The great religions of the world have a lot to teach us about this.

In the Bible, Ecclesiastes 3 talks about being mindful of the seasons:

‘A time to be born and a time to die. A time to plant and a time to harvest. A time to kill and a time to heal. A time to tear down and a time to build up.’

In Buddhism, there’s a focus on the Middle Way. It’s about rejecting absolutes and extremes, in favour of the Noble Eightfold Path:

  • Right view.
  • Right intention.
  • Right speech.
  • Right action.
  • Right livelihood.
  • Right effort.
  • Right mindfulness.
  • Right concentration.

Personally, I’m a political centrist, and I believe that societies are best governed from the middle.
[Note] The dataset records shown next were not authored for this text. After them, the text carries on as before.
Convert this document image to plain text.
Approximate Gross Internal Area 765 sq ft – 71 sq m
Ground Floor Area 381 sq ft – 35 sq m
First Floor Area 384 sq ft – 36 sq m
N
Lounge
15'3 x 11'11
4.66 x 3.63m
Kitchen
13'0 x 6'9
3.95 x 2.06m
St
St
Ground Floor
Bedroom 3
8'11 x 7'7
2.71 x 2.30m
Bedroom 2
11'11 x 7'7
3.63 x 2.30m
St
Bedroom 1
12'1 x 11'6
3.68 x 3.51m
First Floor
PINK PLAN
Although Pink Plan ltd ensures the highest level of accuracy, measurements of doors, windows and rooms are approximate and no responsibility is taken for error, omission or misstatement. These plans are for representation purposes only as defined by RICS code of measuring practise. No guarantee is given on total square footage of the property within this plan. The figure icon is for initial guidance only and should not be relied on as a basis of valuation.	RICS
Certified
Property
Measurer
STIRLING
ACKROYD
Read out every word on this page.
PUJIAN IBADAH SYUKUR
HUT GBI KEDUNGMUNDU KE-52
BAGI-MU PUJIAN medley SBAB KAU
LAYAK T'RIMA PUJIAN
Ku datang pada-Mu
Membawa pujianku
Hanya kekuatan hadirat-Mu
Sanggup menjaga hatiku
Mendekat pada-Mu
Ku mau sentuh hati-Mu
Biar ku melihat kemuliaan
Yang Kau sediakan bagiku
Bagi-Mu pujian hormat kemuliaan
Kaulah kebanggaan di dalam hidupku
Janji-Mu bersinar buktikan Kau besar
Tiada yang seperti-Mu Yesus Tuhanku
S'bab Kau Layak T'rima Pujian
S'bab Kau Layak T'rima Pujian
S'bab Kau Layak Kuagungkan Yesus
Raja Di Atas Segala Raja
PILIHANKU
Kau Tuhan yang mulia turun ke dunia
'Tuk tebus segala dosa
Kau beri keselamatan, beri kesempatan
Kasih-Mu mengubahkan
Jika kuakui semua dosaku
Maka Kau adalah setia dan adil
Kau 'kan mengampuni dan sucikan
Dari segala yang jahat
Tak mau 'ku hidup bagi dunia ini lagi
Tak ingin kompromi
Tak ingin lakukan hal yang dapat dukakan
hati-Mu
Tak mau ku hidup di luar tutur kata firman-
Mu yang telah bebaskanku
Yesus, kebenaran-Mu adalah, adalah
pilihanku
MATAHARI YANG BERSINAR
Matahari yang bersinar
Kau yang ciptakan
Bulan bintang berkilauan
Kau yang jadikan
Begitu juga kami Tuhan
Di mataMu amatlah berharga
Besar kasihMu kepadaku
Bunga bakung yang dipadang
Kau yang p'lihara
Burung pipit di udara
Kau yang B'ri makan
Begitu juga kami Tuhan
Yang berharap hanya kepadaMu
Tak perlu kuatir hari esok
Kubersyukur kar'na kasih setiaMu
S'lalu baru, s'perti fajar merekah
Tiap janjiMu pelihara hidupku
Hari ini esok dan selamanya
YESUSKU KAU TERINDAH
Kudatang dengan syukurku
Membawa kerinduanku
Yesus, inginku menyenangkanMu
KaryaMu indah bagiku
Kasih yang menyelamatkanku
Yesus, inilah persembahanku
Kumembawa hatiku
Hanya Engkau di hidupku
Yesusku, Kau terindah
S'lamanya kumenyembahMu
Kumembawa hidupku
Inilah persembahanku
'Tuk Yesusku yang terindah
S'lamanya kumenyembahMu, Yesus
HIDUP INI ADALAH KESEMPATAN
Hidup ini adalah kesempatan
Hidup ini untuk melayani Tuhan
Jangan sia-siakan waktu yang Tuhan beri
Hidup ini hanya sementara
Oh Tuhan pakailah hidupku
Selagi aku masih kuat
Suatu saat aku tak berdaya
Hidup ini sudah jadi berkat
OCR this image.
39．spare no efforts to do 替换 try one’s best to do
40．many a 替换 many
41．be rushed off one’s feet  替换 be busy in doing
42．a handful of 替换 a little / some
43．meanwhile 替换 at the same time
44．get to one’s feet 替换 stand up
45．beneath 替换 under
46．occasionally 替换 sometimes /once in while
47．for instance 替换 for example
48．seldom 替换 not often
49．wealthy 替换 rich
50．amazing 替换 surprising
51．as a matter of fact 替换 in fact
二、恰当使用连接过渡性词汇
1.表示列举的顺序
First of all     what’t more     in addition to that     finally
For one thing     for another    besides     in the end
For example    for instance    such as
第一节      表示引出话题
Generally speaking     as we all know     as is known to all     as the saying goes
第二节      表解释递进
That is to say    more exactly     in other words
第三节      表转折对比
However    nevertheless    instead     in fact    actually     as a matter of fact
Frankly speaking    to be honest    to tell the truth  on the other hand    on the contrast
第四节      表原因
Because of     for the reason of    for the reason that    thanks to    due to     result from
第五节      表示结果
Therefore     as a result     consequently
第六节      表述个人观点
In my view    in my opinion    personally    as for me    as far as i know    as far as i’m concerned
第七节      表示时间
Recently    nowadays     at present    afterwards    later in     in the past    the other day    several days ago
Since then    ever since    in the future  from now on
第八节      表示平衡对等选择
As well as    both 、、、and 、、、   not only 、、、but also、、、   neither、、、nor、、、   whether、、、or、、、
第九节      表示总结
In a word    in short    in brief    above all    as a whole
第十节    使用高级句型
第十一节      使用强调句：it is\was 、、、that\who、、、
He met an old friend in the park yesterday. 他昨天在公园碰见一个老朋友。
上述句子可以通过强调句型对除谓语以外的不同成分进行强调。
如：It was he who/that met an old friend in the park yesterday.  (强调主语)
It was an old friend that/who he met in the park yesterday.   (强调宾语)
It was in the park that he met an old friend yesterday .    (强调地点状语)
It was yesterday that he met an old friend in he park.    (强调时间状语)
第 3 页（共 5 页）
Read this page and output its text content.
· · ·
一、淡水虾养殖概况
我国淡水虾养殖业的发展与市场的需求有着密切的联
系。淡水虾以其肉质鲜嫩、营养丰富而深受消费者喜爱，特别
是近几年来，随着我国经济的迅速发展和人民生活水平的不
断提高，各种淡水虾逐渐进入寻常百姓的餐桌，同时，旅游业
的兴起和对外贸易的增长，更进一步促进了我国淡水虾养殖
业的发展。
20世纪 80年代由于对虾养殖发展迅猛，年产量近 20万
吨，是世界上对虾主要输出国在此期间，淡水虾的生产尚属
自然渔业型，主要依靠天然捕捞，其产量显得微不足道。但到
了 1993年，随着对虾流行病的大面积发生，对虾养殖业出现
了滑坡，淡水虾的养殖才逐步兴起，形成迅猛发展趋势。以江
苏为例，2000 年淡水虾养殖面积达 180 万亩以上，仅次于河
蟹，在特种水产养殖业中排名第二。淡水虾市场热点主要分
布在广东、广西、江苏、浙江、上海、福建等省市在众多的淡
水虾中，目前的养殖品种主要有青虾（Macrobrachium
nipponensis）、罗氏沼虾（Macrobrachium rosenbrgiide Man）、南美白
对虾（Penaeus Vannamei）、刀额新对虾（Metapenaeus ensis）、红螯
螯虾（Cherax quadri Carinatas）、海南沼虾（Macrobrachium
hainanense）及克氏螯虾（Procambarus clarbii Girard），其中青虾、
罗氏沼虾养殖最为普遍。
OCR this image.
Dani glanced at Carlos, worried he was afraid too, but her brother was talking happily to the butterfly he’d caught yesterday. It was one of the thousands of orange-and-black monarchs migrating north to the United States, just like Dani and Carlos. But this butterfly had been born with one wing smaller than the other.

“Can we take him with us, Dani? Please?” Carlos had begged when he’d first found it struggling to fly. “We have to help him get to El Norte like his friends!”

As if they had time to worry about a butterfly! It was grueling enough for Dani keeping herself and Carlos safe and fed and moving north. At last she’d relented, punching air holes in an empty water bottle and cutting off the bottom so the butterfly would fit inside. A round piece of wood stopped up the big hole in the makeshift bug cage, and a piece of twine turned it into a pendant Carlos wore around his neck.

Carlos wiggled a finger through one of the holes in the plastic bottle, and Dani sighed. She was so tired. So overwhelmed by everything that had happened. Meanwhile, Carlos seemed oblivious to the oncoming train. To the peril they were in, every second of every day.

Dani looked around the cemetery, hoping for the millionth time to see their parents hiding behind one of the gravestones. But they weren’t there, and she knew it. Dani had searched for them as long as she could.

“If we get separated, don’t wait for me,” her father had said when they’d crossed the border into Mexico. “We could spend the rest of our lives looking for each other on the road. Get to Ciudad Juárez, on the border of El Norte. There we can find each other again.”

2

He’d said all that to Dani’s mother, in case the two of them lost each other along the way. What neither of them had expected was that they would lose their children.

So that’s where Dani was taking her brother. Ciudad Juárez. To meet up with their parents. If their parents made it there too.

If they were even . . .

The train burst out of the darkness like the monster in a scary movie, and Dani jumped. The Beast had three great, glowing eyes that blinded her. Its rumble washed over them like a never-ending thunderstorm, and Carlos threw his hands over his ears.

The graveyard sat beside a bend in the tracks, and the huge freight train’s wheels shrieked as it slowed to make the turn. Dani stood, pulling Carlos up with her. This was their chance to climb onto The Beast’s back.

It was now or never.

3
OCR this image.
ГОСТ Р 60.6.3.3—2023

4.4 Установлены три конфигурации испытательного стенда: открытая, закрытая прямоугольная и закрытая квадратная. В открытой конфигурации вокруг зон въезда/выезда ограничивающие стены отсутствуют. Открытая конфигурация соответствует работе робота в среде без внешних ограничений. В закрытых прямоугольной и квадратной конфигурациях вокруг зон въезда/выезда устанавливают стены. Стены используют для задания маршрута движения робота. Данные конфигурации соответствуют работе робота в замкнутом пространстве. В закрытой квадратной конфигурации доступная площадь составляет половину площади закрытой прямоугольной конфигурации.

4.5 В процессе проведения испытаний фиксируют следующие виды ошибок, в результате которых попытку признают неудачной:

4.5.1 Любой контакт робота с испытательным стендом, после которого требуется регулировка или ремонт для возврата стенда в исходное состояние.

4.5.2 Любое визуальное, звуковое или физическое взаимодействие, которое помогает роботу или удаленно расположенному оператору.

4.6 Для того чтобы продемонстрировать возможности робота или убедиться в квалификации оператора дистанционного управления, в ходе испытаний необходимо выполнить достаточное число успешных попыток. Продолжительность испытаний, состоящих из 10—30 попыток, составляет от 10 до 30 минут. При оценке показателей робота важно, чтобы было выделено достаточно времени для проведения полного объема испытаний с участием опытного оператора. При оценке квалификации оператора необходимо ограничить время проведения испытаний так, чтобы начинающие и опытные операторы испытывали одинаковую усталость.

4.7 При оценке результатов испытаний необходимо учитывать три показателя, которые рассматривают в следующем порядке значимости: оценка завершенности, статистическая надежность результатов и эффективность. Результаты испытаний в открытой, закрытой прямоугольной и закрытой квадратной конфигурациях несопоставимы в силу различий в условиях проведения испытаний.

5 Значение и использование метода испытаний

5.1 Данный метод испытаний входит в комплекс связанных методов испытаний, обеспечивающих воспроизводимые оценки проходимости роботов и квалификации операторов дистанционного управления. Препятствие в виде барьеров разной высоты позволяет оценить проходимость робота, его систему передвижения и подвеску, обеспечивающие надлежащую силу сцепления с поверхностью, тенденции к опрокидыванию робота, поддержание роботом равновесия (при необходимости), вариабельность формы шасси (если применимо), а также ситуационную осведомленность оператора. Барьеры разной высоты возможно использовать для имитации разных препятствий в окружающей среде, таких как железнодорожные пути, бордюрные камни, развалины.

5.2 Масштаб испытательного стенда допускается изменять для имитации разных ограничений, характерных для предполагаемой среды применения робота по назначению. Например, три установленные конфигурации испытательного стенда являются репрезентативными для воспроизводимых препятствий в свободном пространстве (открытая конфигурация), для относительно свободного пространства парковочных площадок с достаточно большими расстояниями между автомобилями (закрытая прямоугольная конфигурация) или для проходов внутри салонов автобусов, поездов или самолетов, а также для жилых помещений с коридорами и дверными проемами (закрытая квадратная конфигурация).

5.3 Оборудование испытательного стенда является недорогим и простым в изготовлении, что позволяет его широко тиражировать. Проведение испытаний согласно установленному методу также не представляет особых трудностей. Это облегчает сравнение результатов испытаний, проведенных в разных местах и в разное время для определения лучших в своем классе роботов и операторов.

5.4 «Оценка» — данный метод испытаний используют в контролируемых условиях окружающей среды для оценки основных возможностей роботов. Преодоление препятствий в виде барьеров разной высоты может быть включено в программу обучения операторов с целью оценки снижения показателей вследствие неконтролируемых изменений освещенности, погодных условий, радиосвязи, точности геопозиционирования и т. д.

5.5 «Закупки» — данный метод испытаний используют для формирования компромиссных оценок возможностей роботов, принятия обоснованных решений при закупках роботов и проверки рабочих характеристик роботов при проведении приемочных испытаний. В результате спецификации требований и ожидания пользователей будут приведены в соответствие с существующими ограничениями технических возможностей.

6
I’m especially cautious of anyone who says, ‘If you follow this single solution, all your problems will miraculously go away.’

Sure, that’s tempting to believe. But let’s face it. Life seldom works out that way. Swinging too far left or too far right is almost always a recipe for disaster. Tyranny comes from absolutes imposed through fear and desperation.

It’s healthier to strive for balance and equilibrium instead.

Sustainability comes from mindfulness.

In the eternal words of George Santayana: ‘Those who cannot remember the past are condemned to repeat it.’

Here in New Zealand, we have had stable centrist governments throughout much of our history. But nothing can be taken for granted. The future is always up for grabs.

As investors, stable governments and jurisdictions are key frameworks we look for before investing. Perhaps this is why we see such high asset values now in New Zealand and much of the Western world.

Value — and your wealth — relies on stability. And a degree of certainty in the future. Though the future is never certain.